Next month, six artists will officially join the coveted ranks of the Rock and Roll Hall of Fame: Todd Rundgren, Foo Fighters, JAY-Z, Tina Turner, Carole King, and The Go-Go’s. As usual, though, not everyone is stoked to be included. In a new interview, Rundgren revealed he won’t be attending the induction ceremony, which doesn’t come as a surprise considering he’s previously called the Rock Hall a “scam.”
When speaking with Ultimate Classic Rock, Rundgren explained how he plans on handling his induction to the Rock and Roll Hall of Fame as part of their 2021 class. He will be celebrating his 1973 album A Wizard, a True Star with a special tour next month, and he’s scheduled to perform in Cincinnati, Ohio on October 30th — the same night as the induction ceremony. Rundgren will still perform for fans that evening, but he may pause the show for a livestream-style acceptance speech or quick video, primarily as a way to thank his fans.

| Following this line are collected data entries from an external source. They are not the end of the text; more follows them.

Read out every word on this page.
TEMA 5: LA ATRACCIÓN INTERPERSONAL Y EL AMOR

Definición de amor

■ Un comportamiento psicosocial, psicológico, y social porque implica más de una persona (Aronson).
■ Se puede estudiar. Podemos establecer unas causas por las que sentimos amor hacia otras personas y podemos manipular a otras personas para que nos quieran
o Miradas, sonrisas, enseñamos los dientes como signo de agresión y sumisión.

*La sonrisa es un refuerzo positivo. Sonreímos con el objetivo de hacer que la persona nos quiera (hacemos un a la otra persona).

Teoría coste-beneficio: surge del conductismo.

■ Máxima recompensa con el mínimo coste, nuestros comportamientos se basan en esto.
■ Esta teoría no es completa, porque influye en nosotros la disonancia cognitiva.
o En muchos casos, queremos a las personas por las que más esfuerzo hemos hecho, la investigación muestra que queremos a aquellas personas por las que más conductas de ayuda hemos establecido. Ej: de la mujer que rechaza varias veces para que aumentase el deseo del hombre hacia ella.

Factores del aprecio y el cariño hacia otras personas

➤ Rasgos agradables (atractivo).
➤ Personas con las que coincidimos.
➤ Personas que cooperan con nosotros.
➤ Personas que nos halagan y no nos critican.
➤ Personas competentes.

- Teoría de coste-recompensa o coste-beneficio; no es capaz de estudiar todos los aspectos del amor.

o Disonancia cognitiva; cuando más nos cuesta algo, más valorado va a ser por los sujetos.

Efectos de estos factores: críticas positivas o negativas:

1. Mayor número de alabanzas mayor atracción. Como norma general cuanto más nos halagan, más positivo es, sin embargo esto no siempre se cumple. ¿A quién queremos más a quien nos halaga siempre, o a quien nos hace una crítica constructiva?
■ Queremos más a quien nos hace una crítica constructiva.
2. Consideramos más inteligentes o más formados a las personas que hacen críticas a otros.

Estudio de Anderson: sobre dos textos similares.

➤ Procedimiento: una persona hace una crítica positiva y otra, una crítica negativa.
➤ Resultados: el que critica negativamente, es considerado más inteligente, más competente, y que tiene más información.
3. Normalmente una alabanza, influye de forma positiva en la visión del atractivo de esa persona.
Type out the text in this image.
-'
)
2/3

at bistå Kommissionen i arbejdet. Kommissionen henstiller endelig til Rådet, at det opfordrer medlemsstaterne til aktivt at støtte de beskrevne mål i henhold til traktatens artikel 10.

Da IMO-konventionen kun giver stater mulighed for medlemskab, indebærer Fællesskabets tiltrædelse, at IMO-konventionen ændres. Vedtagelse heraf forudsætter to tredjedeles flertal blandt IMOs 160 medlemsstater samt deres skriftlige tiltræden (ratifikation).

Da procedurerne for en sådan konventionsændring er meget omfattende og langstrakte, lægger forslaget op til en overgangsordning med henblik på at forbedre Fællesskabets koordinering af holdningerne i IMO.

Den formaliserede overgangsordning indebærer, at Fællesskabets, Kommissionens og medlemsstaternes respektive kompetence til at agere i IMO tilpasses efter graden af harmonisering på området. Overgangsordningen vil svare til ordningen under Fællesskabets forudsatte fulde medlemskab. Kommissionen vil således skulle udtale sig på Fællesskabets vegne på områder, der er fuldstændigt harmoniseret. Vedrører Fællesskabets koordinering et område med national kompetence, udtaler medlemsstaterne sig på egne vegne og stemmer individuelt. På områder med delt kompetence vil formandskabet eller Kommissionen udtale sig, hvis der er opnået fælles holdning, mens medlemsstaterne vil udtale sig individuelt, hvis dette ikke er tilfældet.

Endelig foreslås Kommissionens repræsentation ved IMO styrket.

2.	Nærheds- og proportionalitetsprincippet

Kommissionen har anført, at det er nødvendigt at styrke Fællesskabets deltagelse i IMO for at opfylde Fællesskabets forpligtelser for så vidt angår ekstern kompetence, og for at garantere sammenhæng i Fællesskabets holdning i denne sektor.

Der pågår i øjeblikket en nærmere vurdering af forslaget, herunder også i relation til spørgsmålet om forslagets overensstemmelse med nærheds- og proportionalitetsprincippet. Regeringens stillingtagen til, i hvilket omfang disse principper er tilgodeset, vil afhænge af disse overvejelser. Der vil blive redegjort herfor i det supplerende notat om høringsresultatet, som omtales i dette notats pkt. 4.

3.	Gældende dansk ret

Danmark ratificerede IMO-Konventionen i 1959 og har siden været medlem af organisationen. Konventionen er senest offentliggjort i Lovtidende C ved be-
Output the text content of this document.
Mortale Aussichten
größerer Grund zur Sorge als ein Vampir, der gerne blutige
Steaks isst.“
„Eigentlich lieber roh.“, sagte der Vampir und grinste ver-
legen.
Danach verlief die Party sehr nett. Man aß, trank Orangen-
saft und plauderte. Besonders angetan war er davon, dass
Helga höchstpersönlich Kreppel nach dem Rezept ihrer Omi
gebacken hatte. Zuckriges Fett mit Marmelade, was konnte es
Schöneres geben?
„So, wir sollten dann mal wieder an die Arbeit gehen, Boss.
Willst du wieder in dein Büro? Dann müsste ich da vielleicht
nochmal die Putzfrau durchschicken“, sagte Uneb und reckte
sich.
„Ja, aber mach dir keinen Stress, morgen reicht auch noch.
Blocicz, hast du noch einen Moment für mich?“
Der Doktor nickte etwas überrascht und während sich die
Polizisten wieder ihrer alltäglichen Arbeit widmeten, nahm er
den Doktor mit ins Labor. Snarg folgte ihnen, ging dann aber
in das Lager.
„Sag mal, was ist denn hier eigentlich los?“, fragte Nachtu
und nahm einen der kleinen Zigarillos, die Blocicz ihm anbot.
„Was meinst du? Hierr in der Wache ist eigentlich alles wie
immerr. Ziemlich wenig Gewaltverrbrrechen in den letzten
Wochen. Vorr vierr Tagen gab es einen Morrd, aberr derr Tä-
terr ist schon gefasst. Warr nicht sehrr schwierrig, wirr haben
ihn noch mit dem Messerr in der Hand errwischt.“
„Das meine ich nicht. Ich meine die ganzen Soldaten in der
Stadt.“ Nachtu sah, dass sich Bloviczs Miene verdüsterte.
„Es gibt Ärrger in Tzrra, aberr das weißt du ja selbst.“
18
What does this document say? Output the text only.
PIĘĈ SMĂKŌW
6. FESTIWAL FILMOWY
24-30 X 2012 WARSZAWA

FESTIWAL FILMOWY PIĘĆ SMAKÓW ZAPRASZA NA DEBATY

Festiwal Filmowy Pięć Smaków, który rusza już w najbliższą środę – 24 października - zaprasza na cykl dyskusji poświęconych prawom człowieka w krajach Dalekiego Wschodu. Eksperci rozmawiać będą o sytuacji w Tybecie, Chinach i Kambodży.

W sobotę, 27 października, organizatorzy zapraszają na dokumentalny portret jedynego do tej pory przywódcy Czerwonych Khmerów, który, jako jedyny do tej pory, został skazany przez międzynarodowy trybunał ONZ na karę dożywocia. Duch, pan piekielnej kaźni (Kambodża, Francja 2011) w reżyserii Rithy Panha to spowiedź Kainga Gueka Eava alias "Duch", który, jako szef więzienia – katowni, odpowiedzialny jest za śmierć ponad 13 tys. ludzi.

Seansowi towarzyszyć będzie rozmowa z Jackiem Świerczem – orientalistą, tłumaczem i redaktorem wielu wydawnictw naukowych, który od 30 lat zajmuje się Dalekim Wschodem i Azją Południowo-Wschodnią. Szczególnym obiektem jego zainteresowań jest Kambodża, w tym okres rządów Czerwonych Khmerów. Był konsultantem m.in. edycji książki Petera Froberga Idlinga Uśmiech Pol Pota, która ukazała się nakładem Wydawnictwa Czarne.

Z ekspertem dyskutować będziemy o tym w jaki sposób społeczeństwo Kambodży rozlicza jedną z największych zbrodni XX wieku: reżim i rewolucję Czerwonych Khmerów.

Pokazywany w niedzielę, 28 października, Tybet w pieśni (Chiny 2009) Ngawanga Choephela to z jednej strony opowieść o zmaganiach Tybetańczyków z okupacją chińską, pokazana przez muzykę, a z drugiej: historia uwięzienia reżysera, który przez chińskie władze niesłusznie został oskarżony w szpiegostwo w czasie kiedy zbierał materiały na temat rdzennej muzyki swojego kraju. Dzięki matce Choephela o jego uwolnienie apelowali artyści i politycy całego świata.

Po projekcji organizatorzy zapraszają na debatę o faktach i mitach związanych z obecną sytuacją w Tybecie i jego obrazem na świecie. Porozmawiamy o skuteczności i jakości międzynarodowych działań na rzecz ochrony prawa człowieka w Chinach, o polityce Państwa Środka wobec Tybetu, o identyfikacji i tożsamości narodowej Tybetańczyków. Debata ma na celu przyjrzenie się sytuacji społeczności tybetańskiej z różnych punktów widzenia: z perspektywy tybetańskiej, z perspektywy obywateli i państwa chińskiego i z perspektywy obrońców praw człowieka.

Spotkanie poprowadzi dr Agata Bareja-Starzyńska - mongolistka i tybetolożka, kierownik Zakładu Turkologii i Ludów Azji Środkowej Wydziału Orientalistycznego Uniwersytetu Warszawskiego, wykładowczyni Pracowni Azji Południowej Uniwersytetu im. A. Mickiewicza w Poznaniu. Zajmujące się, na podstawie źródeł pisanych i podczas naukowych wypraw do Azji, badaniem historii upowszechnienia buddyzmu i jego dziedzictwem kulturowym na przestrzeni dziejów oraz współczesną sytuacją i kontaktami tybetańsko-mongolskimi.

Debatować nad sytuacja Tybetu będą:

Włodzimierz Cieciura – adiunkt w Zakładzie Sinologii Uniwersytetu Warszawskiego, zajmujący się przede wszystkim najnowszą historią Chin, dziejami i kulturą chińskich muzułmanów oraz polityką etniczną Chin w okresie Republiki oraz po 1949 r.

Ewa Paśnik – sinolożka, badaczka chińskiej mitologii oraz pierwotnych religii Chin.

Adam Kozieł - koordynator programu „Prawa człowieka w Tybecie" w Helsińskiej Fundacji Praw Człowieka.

“I don’t know. It’s been up and down and in and out with them. My relationship with the Rock & Roll Hall of Fame, quite obviously, it’s not copacetic,” Rundgren told UCR. “I have offered to do something live for them from my venue. I will stop my show and acknowledge the award and mostly acknowledge my fans, because it’s for them.”
They’re the ones who wanted it,” he continued. “And now they’ve got it. So it’s a celebration for them, not so much for me. I’ve been totally willing to do that. But for me to do something extraordinary for the Hall of Fame would just be hypocritical. You know, I’m too much on the record about my feelings.”
Rundgren is, of course, referring to all of the infamous statements he’s made over the years regarding his stance on the Rock and Roll Hall of Fame. In the past, he’s called it a “scam” and an “industry invention” that takes itself too seriously. He’s certainly not the only high-profile musician to think so either. “It’s no secret I don’t care about it,” Rundgren told Billboard earlier this year. “True halls of fame are for retirees and dead people, because your legacy has been established. I’m too busy working to worry about my legacy — and plan to continue working until whenever.”
That said, Rundgren is handling this honor with equal parts respect for others and firm belief in his morals. “I’ve striven since the nomination to just not say anything. Because I don’t want to rain on anybody else’s parade,” he said to UCR. “A lot of artists take this seriously. Just because I don’t, doesn’t mean I should try and spoil it for them. So, you know, I haven’t really had much to say about it. I would just like it to elapse without any kind of bad vibes or anything being a result of it. I’d just like it to happen and be over with.”
Earlier this year, Rundgren reunited with his longtime friends and collaborators Sparks for a new single called “Your Fandango.” It’s got a harpsichord solo, plenty of kitschy hooks, and even a fun accent courtesy of Rundgren himself. It’s clear he’s got plenty of songwriting ideas still bouncing around in his brain, and he’s intent on making sure to utilize every last one.